Hannah’s life was full and her door, it seems, was always open. She kept in touch with her brothers and their children. She was Godmother to many and responded when they needed help. When her brother Eugene’s wife died of a fall at their home in Malden, her body was brought to Hingham and buried in Hannah and Henry’s plot in St. Paul’s cemetery.

Henry died in 1930 at 87, “one of the oldest GAR men in the state.”  When Hannah died four years later at 78, she left a detailed will. To her son Raymond she left $1,000, to her daughter Mabel went her house worth $4,100, and to St. Vincent DePaul, a Catholic charity committed to serving the poor and suffering, her entire savings of $3,269.93.

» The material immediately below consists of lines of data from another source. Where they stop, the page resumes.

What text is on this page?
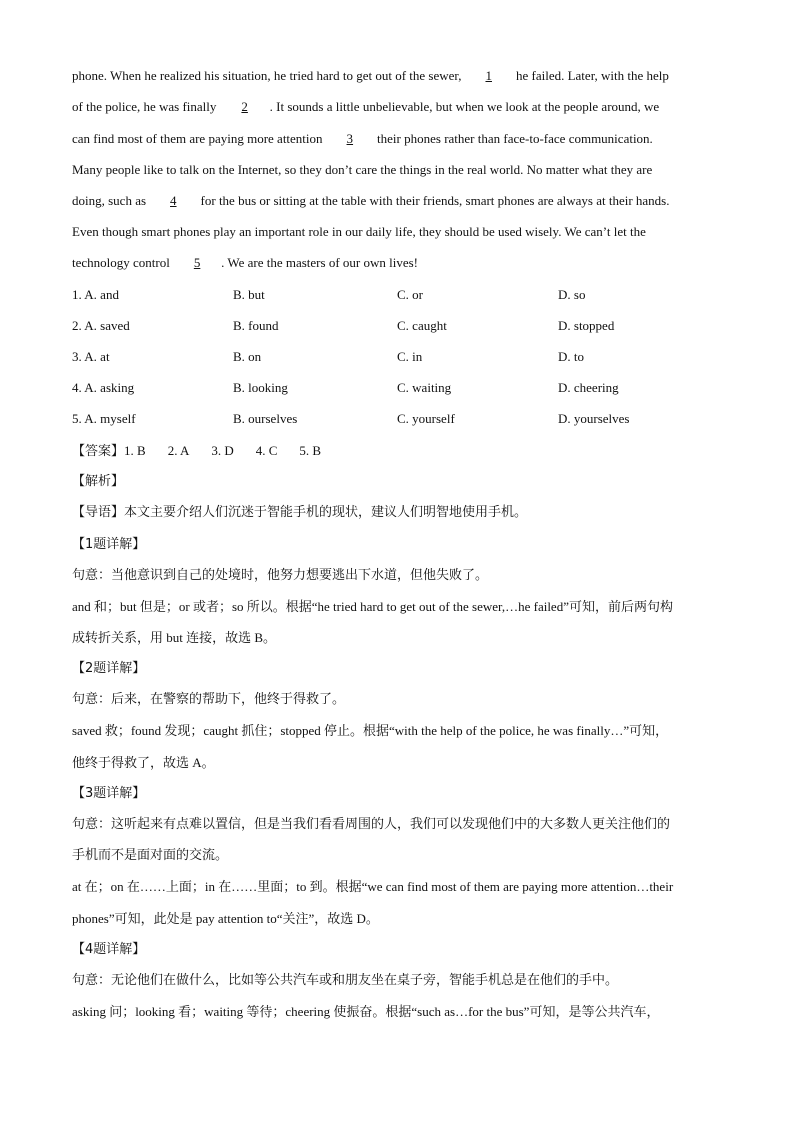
phone. When he realized his situation, he tried hard to get out of the sewer, 1 he failed. Later, with the help
of the police, he was finally 2 . It sounds a little unbelievable, but when we look at the people around, we
can find most of them are paying more attention 3 their phones rather than face-to-face communication.
Many people like to talk on the Internet, so they don’t care the things in the real world. No matter what they are
doing, such as 4 for the bus or sitting at the table with their friends, smart phones are always at their hands.
Even though smart phones play an important role in our daily life, they should be used wisely. We can’t let the
technology control 5 . We are the masters of our own lives!
1. A. and	B. but	C. or	D. so
2. A. saved	B. found	C. caught	D. stopped
3. A. at	B. on	C. in	D. to
4. A. asking	B. looking	C. waiting	D. cheering
5. A. myself	B. ourselves	C. yourself	D. yourselves
【答案】1. B 2. A 3. D 4. C 5. B
【解析】
【导语】本文主要介绍人们沉迷于智能手机的现状，建议人们明智地使用手机。
【1题详解】
句意：当他意识到自己的处境时，他努力想要逃出下水道，但他失败了。
and 和；but 但是；or 或者；so 所以。根据“he tried hard to get out of the sewer,…he failed”可知，前后两句构
成转折关系，用 but 连接，故选 B。
【2题详解】
句意：后来，在警察的帮助下，他终于得救了。
saved 救；found 发现；caught 抓住；stopped 停止。根据“with the help of the police, he was finally…”可知，
他终于得救了，故选 A。
【3题详解】
句意：这听起来有点难以置信，但是当我们看看周围的人，我们可以发现他们中的大多数人更关注他们的
手机而不是面对面的交流。
at 在；on 在……上面；in 在……里面；to 到。根据“we can find most of them are paying more attention…their
phones”可知，此处是 pay attention to“关注”，故选 D。
【4题详解】
句意：无论他们在做什么，比如等公共汽车或和朋友坐在桌子旁，智能手机总是在他们的手中。
asking 问；looking 看；waiting 等待；cheering 使振奋。根据“such as…for the bus”可知，是等公共汽车，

Hannah, Henry and four of their five children are buried in St. Paul’s Cemetery. Morgan and his family are buried in the Hingham Centre Cemetery.

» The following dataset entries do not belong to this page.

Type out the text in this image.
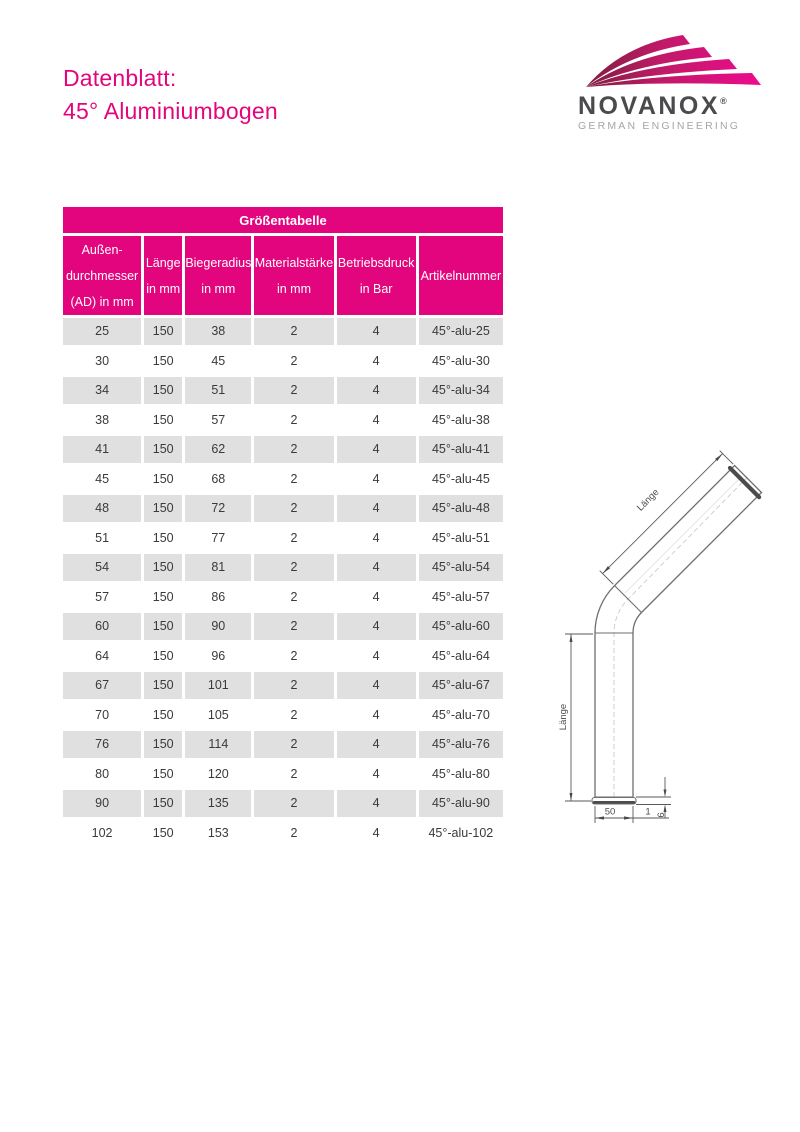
Datenblatt:
45° Aluminiumbogen	NOVANOX®
GERMAN ENGINEERING
Größentabelle					

Außen-
durchmesser
(AD) in mm	Länge
in mm	Biegeradius
in mm	Materialstärke
in mm	Betriebsdruck
in Bar	Artikelnummer

25	150	38	2	4	45°-alu-25
30	150	45	2	4	45°-alu-30
34	150	51	2	4	45°-alu-34
38	150	57	2	4	45°-alu-38
41	150	62	2	4	45°-alu-41
45	150	68	2	4	45°-alu-45
48	150	72	2	4	45°-alu-48
51	150	77	2	4	45°-alu-51
54	150	81	2	4	45°-alu-54
57	150	86	2	4	45°-alu-57
60	150	90	2	4	45°-alu-60
64	150	96	2	4	45°-alu-64
67	150	101	2	4	45°-alu-67
70	150	105	2	4	45°-alu-70
76	150	114	2	4	45°-alu-76
80	150	120	2	4	45°-alu-80
90	150	135	2	4	45°-alu-90
102	150	153	2	4	45°-alu-102
Länge
Länge
50	1 6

The Trowbridge Ferris graves. Four of Henry and Hannah’s five children and Hannah’s sister-in-law, Emma, are buried here. Henry and Hannah’s names are on the other side.

 

Notes

  1. There are a number of good sources on the subject of Irish female immigration. “The Irish BridgetIrish Immigrant Women in Domestic Service in America, 1840-1930 written by Margaret Lynch-Brennan, is a good one. N.Y.: Syracuse University Press, 2009.
  2. The National Women’s History Museum website says: “Strong female networks sustained the immigration flow of Irish women, even during times of economic depression … Irish women were the only immigrant group to establish immigration chains … Whereas other ethnic groups sent their sons to America, Ireland sent its daughters.” Raising a glass to Irish women, March14, 2017,
  3. On dates, names and ages: Hannah and Morgan consistently shaved four or five years off their ages on official documents. Their other siblings were only marginally more accurate. Daniel alternately used Donald as his first name.
  4. On quotations in this post: “2 years, 2 months, 2 days”: Isabel Trowbridge death notice, Hingham Journal, Nov. 13, 1887; “took place at St. Paul’s parsonage”: Hingham Journal, June 1899; “one of the oldest GAR men in the state”: Henry Trowbridge obituary, Daily Boston Globe, May 7, 1930.
  5. Eugene’s wife, Emma Ferris, 64, died in a fall from the second-story piazza of her Malden home. “She was cleaning rugs when the railing broke.” The Boston Globe, Sept. 1, 1923.